Когда ему предлагали служить или когда обсуждали какие нибудь общие, государственные дела и войну, предполагая, что от такого или такого исхода такого то события зависит счастие всех людей, он слушал с кроткой соболезнующею улыбкой и удивлял говоривших с ним людей своими странными замечаниями. Но как те люди, которые казались Пьеру понимающими настоящий смысл жизни, то есть его чувство, так и те несчастные, которые, очевидно, не понимали этого, – все люди в этот период времени представлялись ему в таком ярком свете сиявшего в нем чувства, что без малейшего усилия, он сразу, встречаясь с каким бы то ни было человеком, видел в нем все, что было хорошего и достойного любви.
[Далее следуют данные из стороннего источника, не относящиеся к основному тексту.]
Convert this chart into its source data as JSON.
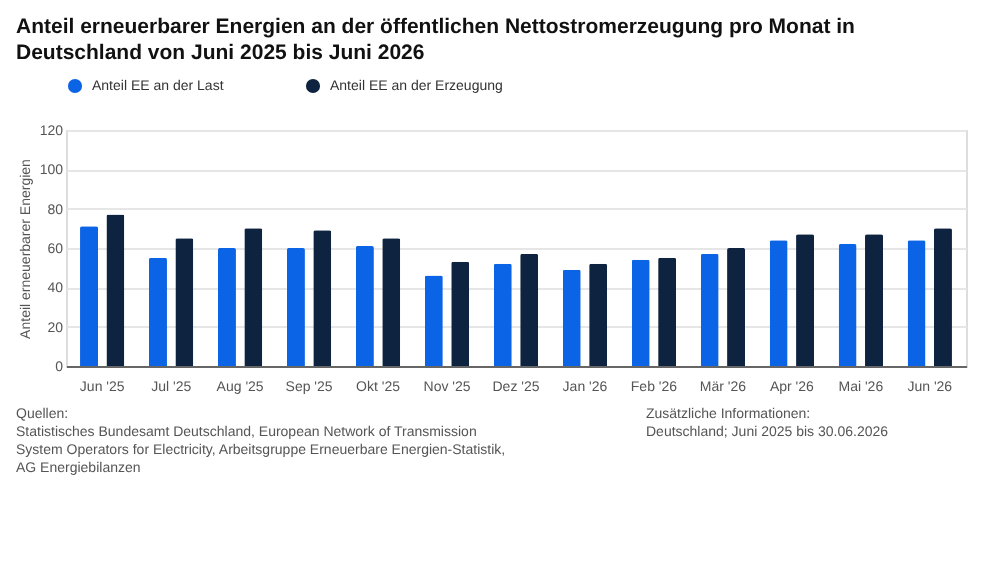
{
  "chart_data": {
    "type": "bar",
    "title": "Anteil erneuerbarer Energien an der öffentlichen Nettostromerzeugung pro Monat in Deutschland von Juni 2025 bis Juni 2026",
    "ylabel": "Anteil erneuerbarer Energien",
    "categories": [
      "Jun '25",
      "Jul '25",
      "Aug '25",
      "Sep '25",
      "Okt '25",
      "Nov '25",
      "Dez '25",
      "Jan '26",
      "Feb '26",
      "Mär '26",
      "Apr '26",
      "Mai '26",
      "Jun '26"
    ],
    "series": [
      {
        "name": "Anteil EE an der Last",
        "color": "#0b63e5",
        "values": [
          71,
          55,
          60,
          60,
          61,
          46,
          52,
          49,
          54,
          57,
          64,
          62,
          64
        ]
      },
      {
        "name": "Anteil EE an der Erzeugung",
        "color": "#0d2340",
        "values": [
          77,
          65,
          70,
          69,
          65,
          53,
          57,
          52,
          55,
          60,
          67,
          67,
          70
        ]
      }
    ],
    "ylim": [
      0,
      120
    ],
    "yticks": [
      0,
      20,
      40,
      60,
      80,
      100,
      120
    ],
    "grid": "y",
    "legend": "top",
    "annotations": [
      "Quellen:\nStatistisches Bundesamt Deutschland, European Network of Transmission\nSystem Operators for Electricity, Arbeitsgruppe Erneuerbare Energien-Statistik,\nAG Energiebilanzen",
      "Zusätzliche Informationen:\nDeutschland; Juni 2025 bis 30.06.2026"
    ]
  }
}
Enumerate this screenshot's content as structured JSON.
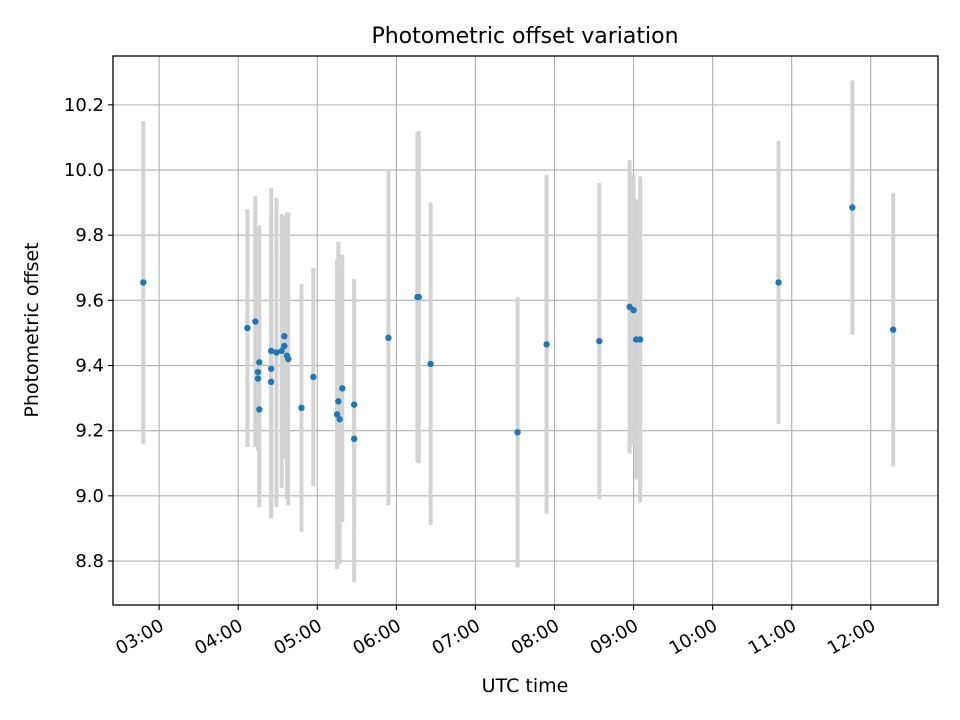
{
  "chart_data": {
    "type": "scatter",
    "title": "Photometric offset variation",
    "xlabel": "UTC time",
    "ylabel": "Photometric offset",
    "x_tick_labels": [
      "03:00",
      "04:00",
      "05:00",
      "06:00",
      "07:00",
      "08:00",
      "09:00",
      "10:00",
      "11:00",
      "12:00"
    ],
    "y_tick_labels": [
      "8.8",
      "9.0",
      "9.2",
      "9.4",
      "9.6",
      "9.8",
      "10.0",
      "10.2"
    ],
    "xlim": [
      "02:25",
      "12:51"
    ],
    "ylim": [
      8.665,
      10.35
    ],
    "grid": true,
    "legend": "none",
    "colors": {
      "point": "#1f77b4",
      "error_bar": "#d3d3d3",
      "grid": "#b0b0b0"
    },
    "points": [
      {
        "x": "02:48",
        "y": 9.655,
        "err": 0.495
      },
      {
        "x": "04:07",
        "y": 9.515,
        "err": 0.365
      },
      {
        "x": "04:13",
        "y": 9.535,
        "err": 0.385
      },
      {
        "x": "04:15",
        "y": 9.38,
        "err": 0.24
      },
      {
        "x": "04:15",
        "y": 9.36,
        "err": 0.22
      },
      {
        "x": "04:16",
        "y": 9.265,
        "err": 0.3
      },
      {
        "x": "04:16",
        "y": 9.41,
        "err": 0.42
      },
      {
        "x": "04:25",
        "y": 9.39,
        "err": 0.46
      },
      {
        "x": "04:25",
        "y": 9.35,
        "err": 0.4
      },
      {
        "x": "04:25",
        "y": 9.445,
        "err": 0.5
      },
      {
        "x": "04:29",
        "y": 9.44,
        "err": 0.475
      },
      {
        "x": "04:33",
        "y": 9.445,
        "err": 0.42
      },
      {
        "x": "04:35",
        "y": 9.49,
        "err": 0.37
      },
      {
        "x": "04:35",
        "y": 9.46,
        "err": 0.345
      },
      {
        "x": "04:37",
        "y": 9.43,
        "err": 0.44
      },
      {
        "x": "04:38",
        "y": 9.42,
        "err": 0.45
      },
      {
        "x": "04:48",
        "y": 9.27,
        "err": 0.38
      },
      {
        "x": "04:57",
        "y": 9.365,
        "err": 0.335
      },
      {
        "x": "05:15",
        "y": 9.25,
        "err": 0.475
      },
      {
        "x": "05:16",
        "y": 9.29,
        "err": 0.49
      },
      {
        "x": "05:17",
        "y": 9.235,
        "err": 0.445
      },
      {
        "x": "05:19",
        "y": 9.33,
        "err": 0.41
      },
      {
        "x": "05:28",
        "y": 9.28,
        "err": 0.385
      },
      {
        "x": "05:28",
        "y": 9.175,
        "err": 0.44
      },
      {
        "x": "05:54",
        "y": 9.485,
        "err": 0.515
      },
      {
        "x": "06:16",
        "y": 9.61,
        "err": 0.505
      },
      {
        "x": "06:17",
        "y": 9.61,
        "err": 0.51
      },
      {
        "x": "06:26",
        "y": 9.405,
        "err": 0.495
      },
      {
        "x": "07:32",
        "y": 9.195,
        "err": 0.415
      },
      {
        "x": "07:54",
        "y": 9.465,
        "err": 0.52
      },
      {
        "x": "08:34",
        "y": 9.475,
        "err": 0.485
      },
      {
        "x": "08:57",
        "y": 9.58,
        "err": 0.45
      },
      {
        "x": "09:00",
        "y": 9.57,
        "err": 0.415
      },
      {
        "x": "09:02",
        "y": 9.48,
        "err": 0.43
      },
      {
        "x": "09:05",
        "y": 9.48,
        "err": 0.5
      },
      {
        "x": "10:50",
        "y": 9.655,
        "err": 0.435
      },
      {
        "x": "11:46",
        "y": 9.885,
        "err": 0.39
      },
      {
        "x": "12:17",
        "y": 9.51,
        "err": 0.42
      }
    ]
  }
}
Рассматривая дела и бумаги своей покойной жены, он к ее памяти не испытывал никакого чувства, кроме жалости в том, что она не знала того счастья, которое он знал теперь. Князь Василий, особенно гордый теперь получением нового места и звезды, представлялся ему трогательным, добрым и жалким стариком.
Пьер часто потом вспоминал это время счастливого безумия. Все суждения, которые он составил себе о людях и обстоятельствах за этот период времени, остались для него навсегда верными. Он не только не отрекался впоследствии от этих взглядов на людей и вещи, но, напротив, в внутренних сомнениях и противуречиях прибегал к тому взгляду, который он имел в это время безумия, и взгляд этот всегда оказывался верен.
«Может быть, – думал он, – я и казался тогда странен и смешон; но я тогда не был так безумен, как казалось. Напротив, я был тогда умнее и проницательнее, чем когда либо, и понимал все, что стоит понимать в жизни, потому что… я был счастлив».
Безумие Пьера состояло в том, что он не дожидался, как прежде, личных причин, которые он называл достоинствами людей, для того чтобы любить их, а любовь переполняла его сердце, и он, беспричинно любя людей, находил несомненные причины, за которые стоило любить их.


С первого того вечера, когда Наташа, после отъезда Пьера, с радостно насмешливой улыбкой сказала княжне Марье, что он точно, ну точно из бани, и сюртучок, и стриженый, с этой минуты что то скрытое и самой ей неизвестное, но непреодолимое проснулось в душе Наташи.